By Kim Hart - 11/18/09 11:42 PM EST
To catch up on a few things I didn't have time to flag over the past two days, here are a few interesting snippets.
The Government Accountability Office came out with a cybersecurity report yesterday that found "pervasive vulnerabilities" to cyber attacks of the critical infrastructure of most federal agencies. GAO identified weaknesses in all major categories of information security controls. The report said agencies do not consistently authenticate users to prevent unathorized access to systems, do not encrypt sensitive data, and do not audit or monitor security-related events. The report also gives recommendations.
Federal CIO Vivek Kundra made a surprise appearance via Web-cam at Microsoft's Professional Developers Conference in Los Angeles. He joined Microsoft executive Ray Ozzie in unveiling new features of Azure, Microsoft's clould computing services platform. As blogger Mark Drapeau writes, "This would seem to strategically position Microsoft as a cloud provider for the public sector."
In today's K Street Insiders column, Jeff Mascott of the Adfero Group says "social media has quietly become a powerful diplomacy tool in the United States’ arsenal. For the State Department, social media is the message of American diplomacy." He describes some of the "cutting-edge initiatives" the State Department has rolled out, such as the Democracy Video Challenge, which invited people from around the world to submit videos finishing the thought "Democracy is..."

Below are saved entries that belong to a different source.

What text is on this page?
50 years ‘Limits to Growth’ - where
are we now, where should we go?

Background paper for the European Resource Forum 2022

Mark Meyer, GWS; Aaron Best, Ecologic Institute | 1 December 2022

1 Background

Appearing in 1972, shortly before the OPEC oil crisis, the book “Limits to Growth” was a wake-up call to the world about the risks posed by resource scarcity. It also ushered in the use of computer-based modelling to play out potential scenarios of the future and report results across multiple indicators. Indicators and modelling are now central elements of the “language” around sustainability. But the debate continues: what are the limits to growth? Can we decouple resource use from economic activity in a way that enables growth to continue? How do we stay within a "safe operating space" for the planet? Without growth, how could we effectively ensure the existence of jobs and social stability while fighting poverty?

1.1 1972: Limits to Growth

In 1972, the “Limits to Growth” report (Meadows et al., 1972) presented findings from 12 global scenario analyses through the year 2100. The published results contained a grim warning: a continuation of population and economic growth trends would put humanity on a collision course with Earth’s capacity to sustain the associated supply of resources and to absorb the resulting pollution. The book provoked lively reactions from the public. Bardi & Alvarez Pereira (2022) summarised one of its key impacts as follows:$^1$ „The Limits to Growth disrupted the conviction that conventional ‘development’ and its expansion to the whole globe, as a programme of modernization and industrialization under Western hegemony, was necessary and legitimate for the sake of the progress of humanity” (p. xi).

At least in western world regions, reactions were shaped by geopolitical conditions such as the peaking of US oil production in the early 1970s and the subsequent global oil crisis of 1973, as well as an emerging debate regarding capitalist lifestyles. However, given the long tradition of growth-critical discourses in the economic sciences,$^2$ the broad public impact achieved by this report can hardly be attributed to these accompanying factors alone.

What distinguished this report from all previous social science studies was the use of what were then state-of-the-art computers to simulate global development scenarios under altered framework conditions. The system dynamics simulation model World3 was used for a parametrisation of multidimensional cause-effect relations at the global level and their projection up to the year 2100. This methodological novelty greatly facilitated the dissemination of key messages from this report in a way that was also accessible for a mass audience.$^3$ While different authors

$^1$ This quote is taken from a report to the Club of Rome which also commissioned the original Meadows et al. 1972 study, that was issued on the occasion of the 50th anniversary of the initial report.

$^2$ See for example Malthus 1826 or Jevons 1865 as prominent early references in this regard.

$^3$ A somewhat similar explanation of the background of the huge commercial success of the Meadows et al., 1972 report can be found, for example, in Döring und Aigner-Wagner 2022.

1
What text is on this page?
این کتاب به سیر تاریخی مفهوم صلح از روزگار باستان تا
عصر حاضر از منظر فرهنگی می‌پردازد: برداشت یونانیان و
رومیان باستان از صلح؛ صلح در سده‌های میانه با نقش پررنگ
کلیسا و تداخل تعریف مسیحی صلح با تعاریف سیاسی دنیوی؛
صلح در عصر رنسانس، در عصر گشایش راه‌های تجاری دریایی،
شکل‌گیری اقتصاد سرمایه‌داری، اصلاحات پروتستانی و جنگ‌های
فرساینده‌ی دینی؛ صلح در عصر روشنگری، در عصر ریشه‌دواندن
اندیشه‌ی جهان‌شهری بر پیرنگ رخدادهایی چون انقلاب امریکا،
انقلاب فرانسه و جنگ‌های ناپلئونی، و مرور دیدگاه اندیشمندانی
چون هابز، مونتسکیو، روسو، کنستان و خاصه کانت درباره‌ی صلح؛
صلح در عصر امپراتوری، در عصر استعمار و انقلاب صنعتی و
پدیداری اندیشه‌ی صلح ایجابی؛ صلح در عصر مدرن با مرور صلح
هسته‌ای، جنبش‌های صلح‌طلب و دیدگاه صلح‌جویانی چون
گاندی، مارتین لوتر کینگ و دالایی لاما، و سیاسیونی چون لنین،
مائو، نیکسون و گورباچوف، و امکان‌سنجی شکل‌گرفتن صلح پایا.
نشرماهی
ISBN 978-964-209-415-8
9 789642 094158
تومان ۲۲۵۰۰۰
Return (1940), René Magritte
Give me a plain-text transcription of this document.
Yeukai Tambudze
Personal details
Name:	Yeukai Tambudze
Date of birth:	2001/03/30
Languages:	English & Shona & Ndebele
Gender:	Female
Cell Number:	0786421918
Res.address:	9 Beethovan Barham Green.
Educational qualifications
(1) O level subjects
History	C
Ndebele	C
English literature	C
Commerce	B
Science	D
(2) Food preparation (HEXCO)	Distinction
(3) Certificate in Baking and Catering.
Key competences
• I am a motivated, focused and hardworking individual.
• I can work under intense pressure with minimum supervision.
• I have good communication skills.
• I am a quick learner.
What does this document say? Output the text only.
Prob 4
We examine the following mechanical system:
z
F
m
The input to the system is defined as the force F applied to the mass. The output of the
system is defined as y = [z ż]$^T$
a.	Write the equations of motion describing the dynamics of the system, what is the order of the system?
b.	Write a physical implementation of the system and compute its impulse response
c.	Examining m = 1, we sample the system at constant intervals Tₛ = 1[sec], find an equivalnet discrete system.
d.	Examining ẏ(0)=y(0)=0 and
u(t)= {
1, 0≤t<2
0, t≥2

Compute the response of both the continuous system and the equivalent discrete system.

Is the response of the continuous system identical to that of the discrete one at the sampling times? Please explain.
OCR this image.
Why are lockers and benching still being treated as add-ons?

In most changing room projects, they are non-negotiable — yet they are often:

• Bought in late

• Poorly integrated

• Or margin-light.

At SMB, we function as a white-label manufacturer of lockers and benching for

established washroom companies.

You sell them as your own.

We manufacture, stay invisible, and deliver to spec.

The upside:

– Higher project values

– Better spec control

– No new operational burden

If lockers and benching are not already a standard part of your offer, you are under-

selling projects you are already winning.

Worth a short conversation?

Finally, an interesting admission made by FCC Chairman Julius Genachowski after the agency's open meeting today. He said he is "not confident we'll find the spectrum we need to reach our goal" of universal broadband. The impending spectrum shortage has brought up questions about where the spectrum needed to build ubiquitous wireless networks capable of broadband service will come from. He said the FCC will have to identify untapped sources of airwaves, as well as come up with more efficient ways of using the airwaves already allocated. It's a long process: it takes between six and 13 years to reallocate spectrum to a new use.